Key insights and market outlook
Bank Indonesia mencatat aliran modal asing masuk sebesar Rp1,04 triliun pada periode 5-8 Januari 2026. Inflow ini terutama didorong oleh pembelian neto di pasar saham (Rp1,78 triliun) dan Sekuritas Rupiah Bank Indonesia (SRBI) (Rp1,04 triliun). Namun, terjadi capital outflow sebesar Rp1,38 triliun dari pasar Surat Berharga Negara (SBN).
Bank Indonesia (BI) melaporkan adanya aliran modal asing yang signifikan masuk ke pasar keuangan domestik selama periode 5-8 Januari 2026. Bank sentral mencatat total inflow sebesar Rp1,04 triliun selama empat hari tersebut. Menurut Ramdan Denny Prakoso, Direktur Eksekutif Departemen Komunikasi BI, data yang dihimpun BI dari transaksi pasar keuangan domestik menunjukkan bahwa investor asing melakukan pembelian neto di pasar saham dan Sekuritas Rupiah Bank Indonesia (SRBI).
Aliran modal masuk terutama didorong oleh dua komponen utama: pembelian neto di pasar saham sebesar Rp1,78 triliun dan investasi di SRBI sebesar Rp1,04 triliun. Namun, tren positif ini sebagian diimbangi oleh capital outflow sebesar Rp1,38 triliun dari pasar Surat Berharga Negara (SBN). Hasil bersihnya adalah total aliran modal masuk sebesar Rp1,04 triliun selama periode tersebut.

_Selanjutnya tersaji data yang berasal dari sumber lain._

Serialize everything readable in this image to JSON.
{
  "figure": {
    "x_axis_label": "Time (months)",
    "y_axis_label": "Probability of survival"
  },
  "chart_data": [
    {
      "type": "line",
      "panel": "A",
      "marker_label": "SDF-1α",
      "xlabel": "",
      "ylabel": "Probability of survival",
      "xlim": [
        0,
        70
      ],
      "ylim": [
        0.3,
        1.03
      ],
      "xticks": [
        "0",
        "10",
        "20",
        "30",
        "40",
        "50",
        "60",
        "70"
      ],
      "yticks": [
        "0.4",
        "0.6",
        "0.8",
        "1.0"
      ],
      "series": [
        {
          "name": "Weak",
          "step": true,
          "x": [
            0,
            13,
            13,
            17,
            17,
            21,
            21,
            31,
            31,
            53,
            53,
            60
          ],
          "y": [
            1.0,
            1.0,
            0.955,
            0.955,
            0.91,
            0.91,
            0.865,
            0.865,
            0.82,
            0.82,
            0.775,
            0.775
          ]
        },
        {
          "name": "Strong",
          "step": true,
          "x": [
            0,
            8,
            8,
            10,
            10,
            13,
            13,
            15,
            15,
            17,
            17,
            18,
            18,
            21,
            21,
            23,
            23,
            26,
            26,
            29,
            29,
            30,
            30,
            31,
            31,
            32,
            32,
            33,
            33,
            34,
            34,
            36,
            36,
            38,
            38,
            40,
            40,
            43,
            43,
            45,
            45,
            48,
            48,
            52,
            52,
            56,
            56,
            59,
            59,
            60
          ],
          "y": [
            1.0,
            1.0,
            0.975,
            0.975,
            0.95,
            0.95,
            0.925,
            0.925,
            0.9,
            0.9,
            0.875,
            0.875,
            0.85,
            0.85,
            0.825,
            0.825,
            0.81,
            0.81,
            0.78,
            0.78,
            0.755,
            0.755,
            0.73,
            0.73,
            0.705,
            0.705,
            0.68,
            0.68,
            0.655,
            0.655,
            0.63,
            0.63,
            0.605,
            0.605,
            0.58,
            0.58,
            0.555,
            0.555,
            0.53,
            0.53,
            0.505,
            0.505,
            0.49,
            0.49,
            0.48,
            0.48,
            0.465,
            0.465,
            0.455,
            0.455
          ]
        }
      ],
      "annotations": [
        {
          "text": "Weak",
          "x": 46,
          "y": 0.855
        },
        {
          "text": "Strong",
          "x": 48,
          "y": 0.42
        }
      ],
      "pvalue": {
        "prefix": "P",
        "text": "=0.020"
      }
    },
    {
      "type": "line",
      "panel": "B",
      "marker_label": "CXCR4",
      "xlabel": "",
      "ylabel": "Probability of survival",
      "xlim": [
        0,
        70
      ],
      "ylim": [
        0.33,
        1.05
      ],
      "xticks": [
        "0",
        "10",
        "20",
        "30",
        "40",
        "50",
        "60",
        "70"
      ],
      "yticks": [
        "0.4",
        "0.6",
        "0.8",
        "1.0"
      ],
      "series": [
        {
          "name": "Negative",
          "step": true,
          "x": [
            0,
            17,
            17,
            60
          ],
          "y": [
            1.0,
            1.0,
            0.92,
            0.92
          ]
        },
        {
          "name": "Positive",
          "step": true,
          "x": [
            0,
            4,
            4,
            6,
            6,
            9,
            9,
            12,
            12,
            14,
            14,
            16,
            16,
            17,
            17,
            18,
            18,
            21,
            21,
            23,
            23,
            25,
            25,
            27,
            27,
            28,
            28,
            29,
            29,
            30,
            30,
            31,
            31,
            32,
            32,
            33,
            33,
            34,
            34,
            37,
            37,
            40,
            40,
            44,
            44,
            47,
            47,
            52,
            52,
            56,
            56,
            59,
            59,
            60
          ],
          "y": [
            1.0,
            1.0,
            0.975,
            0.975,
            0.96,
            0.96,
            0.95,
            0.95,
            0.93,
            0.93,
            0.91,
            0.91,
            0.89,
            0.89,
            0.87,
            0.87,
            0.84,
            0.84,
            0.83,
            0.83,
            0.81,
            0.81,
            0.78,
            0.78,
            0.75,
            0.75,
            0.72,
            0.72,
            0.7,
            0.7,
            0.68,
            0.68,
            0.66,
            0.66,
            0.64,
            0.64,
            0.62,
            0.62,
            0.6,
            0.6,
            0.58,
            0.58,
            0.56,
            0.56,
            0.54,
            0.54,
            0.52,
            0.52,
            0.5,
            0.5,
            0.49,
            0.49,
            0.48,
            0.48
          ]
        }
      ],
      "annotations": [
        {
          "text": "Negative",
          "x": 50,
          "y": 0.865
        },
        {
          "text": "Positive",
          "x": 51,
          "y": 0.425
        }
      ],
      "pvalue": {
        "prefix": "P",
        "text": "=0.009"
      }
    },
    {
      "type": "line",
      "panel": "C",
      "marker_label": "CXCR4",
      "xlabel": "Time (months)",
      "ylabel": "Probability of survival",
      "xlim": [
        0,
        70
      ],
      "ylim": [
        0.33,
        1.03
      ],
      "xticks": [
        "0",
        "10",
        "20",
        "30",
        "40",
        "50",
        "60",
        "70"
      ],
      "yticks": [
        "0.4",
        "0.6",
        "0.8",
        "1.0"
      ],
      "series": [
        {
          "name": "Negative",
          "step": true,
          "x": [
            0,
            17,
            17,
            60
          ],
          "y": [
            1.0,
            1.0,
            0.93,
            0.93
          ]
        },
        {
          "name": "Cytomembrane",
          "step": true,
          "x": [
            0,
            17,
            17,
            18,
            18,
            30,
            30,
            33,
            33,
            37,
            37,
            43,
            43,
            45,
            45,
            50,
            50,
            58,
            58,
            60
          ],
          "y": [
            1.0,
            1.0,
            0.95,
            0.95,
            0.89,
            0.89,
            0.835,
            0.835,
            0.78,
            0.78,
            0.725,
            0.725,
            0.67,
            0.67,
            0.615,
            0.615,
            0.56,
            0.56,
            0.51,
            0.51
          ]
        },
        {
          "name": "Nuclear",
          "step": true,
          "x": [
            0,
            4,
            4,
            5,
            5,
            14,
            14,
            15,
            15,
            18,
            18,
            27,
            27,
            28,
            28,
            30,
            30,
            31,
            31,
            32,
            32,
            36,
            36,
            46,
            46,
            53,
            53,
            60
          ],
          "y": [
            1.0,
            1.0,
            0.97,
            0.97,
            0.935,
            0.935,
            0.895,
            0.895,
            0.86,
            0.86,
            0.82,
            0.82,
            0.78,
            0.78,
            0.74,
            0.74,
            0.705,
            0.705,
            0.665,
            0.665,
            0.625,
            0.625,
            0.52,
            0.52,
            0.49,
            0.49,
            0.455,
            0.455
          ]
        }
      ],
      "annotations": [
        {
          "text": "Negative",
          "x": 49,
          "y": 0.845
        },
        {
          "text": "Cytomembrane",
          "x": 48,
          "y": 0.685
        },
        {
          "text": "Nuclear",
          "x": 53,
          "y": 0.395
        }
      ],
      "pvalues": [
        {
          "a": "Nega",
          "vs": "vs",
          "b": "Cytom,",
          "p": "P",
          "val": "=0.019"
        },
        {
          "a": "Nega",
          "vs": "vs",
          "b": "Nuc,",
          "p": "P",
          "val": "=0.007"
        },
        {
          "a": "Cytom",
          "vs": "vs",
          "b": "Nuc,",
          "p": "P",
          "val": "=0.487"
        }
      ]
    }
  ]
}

Pergerakan modal yang diamati menunjukkan sentimen campuran di kalangan investor asing terhadap aset keuangan Indonesia. Meskipun ada minat yang signifikan di pasar ekuitas dan sekuritas jangka pendek BI, outflow dari pasar SBN menunjukkan kehati-hatian terhadap utang pemerintah jangka panjang. Sinyal campuran ini mencerminkan dinamika kompleks yang terjadi di pasar negara berkembang seperti Indonesia, di mana tren ekonomi global, kebijakan moneter domestik, dan nafsu risiko investor semuanya berperan penting dalam menentukan arus modal.